Discussão
A ingestão de alto teor de sal é um risco em doenças cardiovasculares (Alves da Silva et al. 2003). As evidências acumuladas de investigações clínicas e experimentais nas últimas duas décadas demonstraram que doenças renais e cardiovasculares, incluindo hipertensão, poderiam ser programadas em origem fetal (Guyton et al. 1972, Hoy et al. 1999, Woods 2000, Barker 2002, do Carmo Pinho et al. 2003, Logan 2006, Bagby 2007, Blache et al. 2007, Tay et al. 2007, 2012, Gluckman et al. 2008). O presente estudo forneceu novas informações sobre a influência da alta ingestão de sal durante a gravidez no desenvolvimento do SAR renal local do feto em relação aos impactos a longo prazo na descendência.
Aumento da ingestão de HSD durante 2 meses durante a gravidez, osmolalidade plasmática materna e níveis de Na+ como os de adultos (da Silva et al. 2003). A osmolalidade plasmática fetal e o Na+ também foram aumentados pela ingestão de sal materno durante a gravidez.

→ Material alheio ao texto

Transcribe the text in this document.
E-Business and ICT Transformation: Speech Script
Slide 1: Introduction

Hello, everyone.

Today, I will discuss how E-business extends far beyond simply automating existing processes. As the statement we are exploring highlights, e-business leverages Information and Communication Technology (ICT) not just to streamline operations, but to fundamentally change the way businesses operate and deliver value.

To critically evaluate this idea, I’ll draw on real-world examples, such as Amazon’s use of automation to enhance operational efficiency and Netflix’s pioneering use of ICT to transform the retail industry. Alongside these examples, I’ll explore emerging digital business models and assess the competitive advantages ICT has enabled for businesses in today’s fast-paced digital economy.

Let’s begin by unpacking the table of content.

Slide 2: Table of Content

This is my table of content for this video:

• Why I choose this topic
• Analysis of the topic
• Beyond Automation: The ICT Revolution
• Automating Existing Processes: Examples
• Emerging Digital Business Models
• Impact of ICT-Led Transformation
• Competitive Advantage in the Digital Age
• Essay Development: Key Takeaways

A osmolalidade plasmática fetal e os níveis de Na+ observados podem resultar de duas fontes principais. Uma foi o sal da circulação materna atravessar a placenta; a outra poderia estar relacionada com os regulamentos do próprio feto quando os níveis de Na+ foram aumentados. Assim, medimos os valores de urina fetal nos animais conscientes e não estressados no útero. Os resultados mostraram que o volume de urina fetal foi significativamente reduzido, enquanto a osmolalidade da urina, as concentrações de Na+ e Cl-, assim como a relação Na+:K+, foram aumentadas, a relação Na+:Cl- da urina fetal em relação ao fluxo também foi melhorada, indicando que os sistemas renais fetais têm sido funcionais diante do desafio da carga de sal. Além disso, os dados sobre a excreção renal fetal acrescentaram informações de que a ingestão materna de sal durante a gravidez poderia afetar as funções renais fetais.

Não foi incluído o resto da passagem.